On alla, à Montdidier, au delà des exigences de la loi du 17 juillet 1793 : elle n'enjoignait de détruire que les livres terriers et les papiers féodaux, et nullement les titres et papiers historiques ; mais, au dernier moment, la mauvaise foi, l'ignorance et la faiblesse firent disparaître plus que la loi ne commandait ; il était d'autant plus facile de ne point en faire l'application, que le délai de trois mois fixé pour l'anéantissement des pièces était expiré.

Cette exécution incendiaire a causé des pertes irréparables, et sera un sujet de regrets éternels pour quiconque désire connaître les événements dont sa patrie a été le théâtre. Cet abominable sacrifice a rendu impossible les recherches historiques. Il est peu de villes qui aient été dépouillée aussi complétement que la nôtre ; tout fut détruit par les barbares du dix-huitième siècle, et, pour avoir quelques notions sur ce qui s'est passé à Montdidier, l'on est réduit à glaner péniblement dans les dépôts publics : rien d'affligeant comme le vide que présentent les archives municipales. L'œuvre de destruction du 15 novembre est une tache indélébile pour la mémoire de M. Pucelle ; avec un peu d'énergie il pouvait en prévenir l'accomplissement : à Amiens, son collègue, M. Legouvé, sauva les archives de la mairie et les préserva de toute atteinte ; ce qui avait été heureusement effectué dans le chef-lieu du département, il eût été facile de le faire à Montdidier ; mais on manqua de courage, et la pusillanimité des hommes investis du pouvoir fut la cause de cet irrémédiable malheur.

Le Livre Rouge remontait au quinzième siècle ; il avait été commencé sous Jean du Mannel, maïeur en 1433, par Jehennet de Béthencourt, clerc de la ville ; le contenu de ce livre était de la plus haute importance pour la commune.

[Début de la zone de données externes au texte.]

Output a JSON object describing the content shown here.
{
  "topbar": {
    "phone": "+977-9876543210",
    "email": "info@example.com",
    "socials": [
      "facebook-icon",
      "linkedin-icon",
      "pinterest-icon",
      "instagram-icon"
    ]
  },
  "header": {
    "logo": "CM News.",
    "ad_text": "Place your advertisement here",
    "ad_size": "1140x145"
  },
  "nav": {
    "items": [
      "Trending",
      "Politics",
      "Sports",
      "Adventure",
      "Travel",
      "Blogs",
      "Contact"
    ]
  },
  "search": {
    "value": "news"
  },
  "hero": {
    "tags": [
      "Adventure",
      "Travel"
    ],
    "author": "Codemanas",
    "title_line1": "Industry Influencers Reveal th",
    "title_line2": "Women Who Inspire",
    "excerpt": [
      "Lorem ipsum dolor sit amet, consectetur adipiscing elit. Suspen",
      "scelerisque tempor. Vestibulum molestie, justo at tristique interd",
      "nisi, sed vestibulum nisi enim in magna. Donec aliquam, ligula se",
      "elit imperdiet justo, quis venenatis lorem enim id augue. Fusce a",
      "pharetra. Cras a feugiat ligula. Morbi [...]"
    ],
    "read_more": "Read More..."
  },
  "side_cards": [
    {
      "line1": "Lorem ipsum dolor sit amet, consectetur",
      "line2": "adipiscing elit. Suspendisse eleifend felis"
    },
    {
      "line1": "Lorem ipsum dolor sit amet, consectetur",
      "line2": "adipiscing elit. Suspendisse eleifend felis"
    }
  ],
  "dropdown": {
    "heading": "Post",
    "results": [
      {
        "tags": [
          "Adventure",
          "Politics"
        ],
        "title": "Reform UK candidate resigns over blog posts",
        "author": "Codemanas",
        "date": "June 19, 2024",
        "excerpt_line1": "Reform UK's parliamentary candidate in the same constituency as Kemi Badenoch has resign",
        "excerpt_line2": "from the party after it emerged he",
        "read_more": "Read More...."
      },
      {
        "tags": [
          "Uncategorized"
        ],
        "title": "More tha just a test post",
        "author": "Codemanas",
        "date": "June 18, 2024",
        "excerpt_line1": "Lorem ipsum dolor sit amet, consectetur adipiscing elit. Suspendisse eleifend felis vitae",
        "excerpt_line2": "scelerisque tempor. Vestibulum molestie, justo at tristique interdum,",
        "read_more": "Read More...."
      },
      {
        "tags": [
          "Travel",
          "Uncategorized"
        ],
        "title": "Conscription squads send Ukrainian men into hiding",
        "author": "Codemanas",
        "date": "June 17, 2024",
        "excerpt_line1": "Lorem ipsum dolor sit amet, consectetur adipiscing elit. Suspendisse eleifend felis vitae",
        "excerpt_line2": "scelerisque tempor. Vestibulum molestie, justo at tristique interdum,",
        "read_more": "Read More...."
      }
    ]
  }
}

Nous trouvons des renseignements précis à cet égard dans un interrogatoire subi par Robert Fouache, maïeur en 1505 ; voici comment il s'exprime :

« Un gros livre de parchemin, où sont enregistrés les ordonnances, chartres, lettres et renseignements d'icelle ville, nommé le Rouge Livre, parce qu'il est couvert de rouge, lequel livre il a dict estre le plus grand et le plus seur renseignement des droits d'icelle ville pour ce que depuis 36 ou 40 ans, de feu de meschef ou de guerre, ladite ville a esté bruslée deux fois et au pays ont regné grans guerres, tellement que les originaulx et enseignements des droits de ladite ville se sont trouvés et treuvent perdus et adirés, excepté le Rouge Livre qui se trouve au dit hostel de ville, ne sçait comment il a esté gardé et recouvré ; sur lequel livre on se regloit sur les différens qui sont survenus quant aux affaires de la dite ville. »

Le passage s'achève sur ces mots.